Sometimes you can have all the best people working on your side and still end up with a film that hardly lives up to its promise, or even its title. The idea behind this omnibus creation was to have six of the greatest American documentarians film some of the stories from Steven D. Levitt and Stephen J. Dubner's surprise 2005 bestseller which spun quirky number-crunching scenarios into (theoretically) mind-altering ways of looking at the world. The result is too much of a Frankenstein creation to either solidly deliver the book's thesis or exist as a film in its own right -- the differences between Morgan Spurlock and Alex Gibney are just too great to be contained by any one film.
Seth Gordon (The King of Kong) was put in charge of the introduction and interstitial pieces, which set a strangely giddy tone right from the start that jars mightily with some of the more serious material. To a bubbly, Carl Orff-ripoff musical backdrop, Gordon interviews poised and Gen. Petraeus-like Levitt (as the film would have it, a "rogue" University of Chicago economics professor) and the rumpled Dubner (the journalist who helped humanize Levitt's theories) about what Freakonomics is all about. Levitt puts it all down to utilizing data to illustrate different examples of his dictum that "human beings respond to incentives." The idea is that pouring metrics into different situational molds can create surprising results or lead to insights about human nature. That the Steves get along famously is well evident from Gordon's pieces - why he thought we needed these chummy introductions to the meat of the matter is hard to fathom.
Things continue on their rocky way with the first segment, A Roshanda by Any Other Name, by Morgan Spurlock. The Super Size Me one-trick artist shows his most irritating side in this facile rumination on baby naming conventions. Starting with the uncontroversial idea that reading parenting books isn't going to help new parents that much (the fact that they've bothered to read those books is more an indication of how they'll be at raising children), the piece sideswipes into an ill-considered tangent on the differences between names for white and black children, helped not at all by Spurlock's decision to stage reenactments for some of his anecdotes, and try for cheap humor during the whole bit.
Although directors Rachel Grady and Heidi Ewing bring their usual empathic style (used so well in the harrowing Jesus Camp and revelatory 12th & Delaware) to the self-explanatory segment Can a 9th Grader Be Bribed to Succeed?, the final result is hardly more memorable than Spurlock's. The piece follows an experiment run by Levitt's department at a beaten-down Chicago high school where the freshmen are paid cash prizes for good grades. Grady and Ewing follow a couple of students -- one particularly dead-end skate kid who just figures he'll join the army after flunking out, and a precocious underachiever who matches an AP-potential brain with a Mad TV mouth -- through the ups and downs of the experiment, but don't get much of anywhere in the end. Their slow-burn style needs more room.

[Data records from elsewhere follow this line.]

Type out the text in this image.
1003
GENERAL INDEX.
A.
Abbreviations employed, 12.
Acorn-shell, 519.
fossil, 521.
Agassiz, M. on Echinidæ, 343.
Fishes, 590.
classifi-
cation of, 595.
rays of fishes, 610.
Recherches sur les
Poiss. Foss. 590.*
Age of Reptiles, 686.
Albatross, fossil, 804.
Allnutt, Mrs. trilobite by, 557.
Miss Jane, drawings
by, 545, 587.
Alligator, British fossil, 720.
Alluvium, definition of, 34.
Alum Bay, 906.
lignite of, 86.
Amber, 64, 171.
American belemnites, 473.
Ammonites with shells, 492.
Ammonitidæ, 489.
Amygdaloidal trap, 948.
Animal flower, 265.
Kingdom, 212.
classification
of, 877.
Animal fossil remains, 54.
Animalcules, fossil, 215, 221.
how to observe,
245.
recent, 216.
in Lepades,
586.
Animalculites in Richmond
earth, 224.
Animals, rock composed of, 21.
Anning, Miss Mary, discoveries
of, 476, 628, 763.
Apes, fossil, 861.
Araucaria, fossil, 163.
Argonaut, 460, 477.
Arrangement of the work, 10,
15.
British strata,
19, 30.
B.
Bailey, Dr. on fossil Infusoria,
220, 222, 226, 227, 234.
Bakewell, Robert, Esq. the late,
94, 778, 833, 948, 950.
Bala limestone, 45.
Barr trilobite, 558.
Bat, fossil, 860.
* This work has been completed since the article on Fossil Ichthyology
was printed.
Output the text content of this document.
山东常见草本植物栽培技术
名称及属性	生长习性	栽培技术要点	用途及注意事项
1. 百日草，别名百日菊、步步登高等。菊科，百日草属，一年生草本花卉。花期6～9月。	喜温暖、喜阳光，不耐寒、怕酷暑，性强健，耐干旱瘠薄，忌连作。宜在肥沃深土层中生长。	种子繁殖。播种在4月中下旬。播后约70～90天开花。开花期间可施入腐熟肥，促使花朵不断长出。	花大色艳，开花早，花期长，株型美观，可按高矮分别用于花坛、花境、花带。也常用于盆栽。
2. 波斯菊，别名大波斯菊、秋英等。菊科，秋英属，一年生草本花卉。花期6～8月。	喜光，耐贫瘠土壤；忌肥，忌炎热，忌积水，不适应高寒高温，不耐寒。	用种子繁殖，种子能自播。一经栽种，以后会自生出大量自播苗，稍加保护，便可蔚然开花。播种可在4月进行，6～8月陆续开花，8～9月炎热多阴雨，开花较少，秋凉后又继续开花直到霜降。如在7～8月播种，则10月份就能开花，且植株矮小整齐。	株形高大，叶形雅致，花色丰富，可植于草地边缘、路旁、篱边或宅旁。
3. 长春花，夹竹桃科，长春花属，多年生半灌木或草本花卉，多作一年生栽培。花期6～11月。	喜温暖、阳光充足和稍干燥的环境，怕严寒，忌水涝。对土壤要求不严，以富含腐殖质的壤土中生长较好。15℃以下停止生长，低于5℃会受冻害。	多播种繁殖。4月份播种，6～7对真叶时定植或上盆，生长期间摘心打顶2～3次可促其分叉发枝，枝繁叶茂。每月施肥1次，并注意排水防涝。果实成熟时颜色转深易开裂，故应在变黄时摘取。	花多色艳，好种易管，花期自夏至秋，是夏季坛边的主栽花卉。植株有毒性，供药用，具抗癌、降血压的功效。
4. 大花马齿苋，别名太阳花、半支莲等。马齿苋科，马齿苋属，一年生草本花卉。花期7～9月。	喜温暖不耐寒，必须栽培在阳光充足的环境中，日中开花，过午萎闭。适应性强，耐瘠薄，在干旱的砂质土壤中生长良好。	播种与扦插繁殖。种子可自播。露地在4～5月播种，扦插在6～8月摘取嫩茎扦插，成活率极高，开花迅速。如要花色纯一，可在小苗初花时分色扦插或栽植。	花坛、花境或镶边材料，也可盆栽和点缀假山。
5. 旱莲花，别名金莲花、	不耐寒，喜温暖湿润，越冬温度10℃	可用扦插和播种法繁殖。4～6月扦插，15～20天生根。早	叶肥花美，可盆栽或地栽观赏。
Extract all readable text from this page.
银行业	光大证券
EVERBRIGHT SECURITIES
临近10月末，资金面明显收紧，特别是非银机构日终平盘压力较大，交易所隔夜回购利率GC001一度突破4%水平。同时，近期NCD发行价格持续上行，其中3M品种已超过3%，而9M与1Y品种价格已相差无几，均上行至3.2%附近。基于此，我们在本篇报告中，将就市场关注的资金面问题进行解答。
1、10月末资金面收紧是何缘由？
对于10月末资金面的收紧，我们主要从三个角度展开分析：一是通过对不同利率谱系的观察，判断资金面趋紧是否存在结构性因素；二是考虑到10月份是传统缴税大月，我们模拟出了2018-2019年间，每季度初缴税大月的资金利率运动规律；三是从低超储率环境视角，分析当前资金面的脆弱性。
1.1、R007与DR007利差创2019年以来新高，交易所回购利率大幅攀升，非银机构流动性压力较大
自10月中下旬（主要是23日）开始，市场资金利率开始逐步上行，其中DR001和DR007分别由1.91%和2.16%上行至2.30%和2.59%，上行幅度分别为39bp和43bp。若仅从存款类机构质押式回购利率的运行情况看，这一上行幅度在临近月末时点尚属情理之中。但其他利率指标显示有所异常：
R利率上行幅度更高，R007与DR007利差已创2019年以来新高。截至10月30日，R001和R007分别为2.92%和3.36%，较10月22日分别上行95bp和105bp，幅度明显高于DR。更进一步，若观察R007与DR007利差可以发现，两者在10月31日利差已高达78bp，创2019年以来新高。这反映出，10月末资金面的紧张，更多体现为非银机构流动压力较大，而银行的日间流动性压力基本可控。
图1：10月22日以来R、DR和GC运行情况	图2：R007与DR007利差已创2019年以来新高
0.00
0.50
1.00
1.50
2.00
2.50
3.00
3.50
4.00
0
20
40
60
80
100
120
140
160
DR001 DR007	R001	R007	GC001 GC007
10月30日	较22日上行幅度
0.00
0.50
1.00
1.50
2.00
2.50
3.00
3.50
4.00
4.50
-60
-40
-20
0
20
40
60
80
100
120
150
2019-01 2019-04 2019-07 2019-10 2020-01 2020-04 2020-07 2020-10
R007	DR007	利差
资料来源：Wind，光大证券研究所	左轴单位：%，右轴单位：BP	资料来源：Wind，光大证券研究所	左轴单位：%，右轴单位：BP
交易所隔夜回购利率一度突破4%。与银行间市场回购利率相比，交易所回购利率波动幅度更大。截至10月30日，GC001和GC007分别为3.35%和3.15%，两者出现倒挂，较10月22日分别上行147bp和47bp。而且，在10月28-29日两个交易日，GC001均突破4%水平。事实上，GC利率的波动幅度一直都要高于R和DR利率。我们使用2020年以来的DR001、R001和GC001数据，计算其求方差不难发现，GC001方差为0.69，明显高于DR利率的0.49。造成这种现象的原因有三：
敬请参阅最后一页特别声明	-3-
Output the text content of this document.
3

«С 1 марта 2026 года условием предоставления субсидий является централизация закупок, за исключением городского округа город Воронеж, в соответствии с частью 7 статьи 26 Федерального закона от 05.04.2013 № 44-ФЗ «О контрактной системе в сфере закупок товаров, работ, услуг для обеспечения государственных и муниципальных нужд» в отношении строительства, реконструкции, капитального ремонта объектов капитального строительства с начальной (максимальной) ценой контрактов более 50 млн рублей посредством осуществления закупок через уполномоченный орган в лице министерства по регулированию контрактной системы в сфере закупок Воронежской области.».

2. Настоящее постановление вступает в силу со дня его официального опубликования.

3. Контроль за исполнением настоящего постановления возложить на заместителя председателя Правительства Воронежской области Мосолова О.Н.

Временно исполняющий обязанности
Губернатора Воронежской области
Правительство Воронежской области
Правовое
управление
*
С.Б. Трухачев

The high point in a film of mostly low ones is Taxi to the Dark Side director Alex Gibney's lacerating Pure Corruption. A beautifully composed study on the microlevel of what happened in Japan when rampant cheating in sumo wrestling was uncovered, morphs into a larger examination of cheating on a worldwide scale. While it can seem a stretch to equate the 2008 market meltdown to nearly-naked giants tussling in arenas, Gibney and his interviewees do a fine job deciphering what lies behind the posed question of "what happens to markets when people cheat?" One answer posited by this neon-lit, haunting piece is that as long as cheating is hidden from view and the pride of purity (whether in a nationalistic sport or a free-market fantasy) is kept intact, cheating may actually be good for business.
The most controversial equation in Levitt and Dubner's book was the chapter which argued that the stark falloff in American crime rates that started in the early 1990s could have been attributable less to societal changes or shifts in policing policy than it was to the legalization of abortion in 1973. (The fewer unwanted young males hanging around some two decades later could likely be responsible for the drop in crime.) Eugene Jarecki (Why We Fight) puts a curiously flat spin on this inflammatory theory with his half-successful It's (Not Always) A Wonderful Life. Gravelly narration by Melvin Van Peebles lays out the stark facts against a distracting animated backdrop and a footage collage of Rudy Giuliani soundbites and shots of revolution in Romania (whose 1966 outlawing of abortion, and subsequent doubling of the birth rate, is posited as having led to the overthrow of Ceaucescu).
Some brain-teasing moments rise above the clutter in Jarecki's segment, but like the film as a whole, it never gels into anything even resembling an intellectual discourse -- or even a particularly solid argument. While this can't be blamed on the (mostly) sterling band of filmmakers gathered for the experiment, it remains odd how ill-formed most of their work was -- one directorial vision would have been a better direction.
Where's Errol Morris when you need him?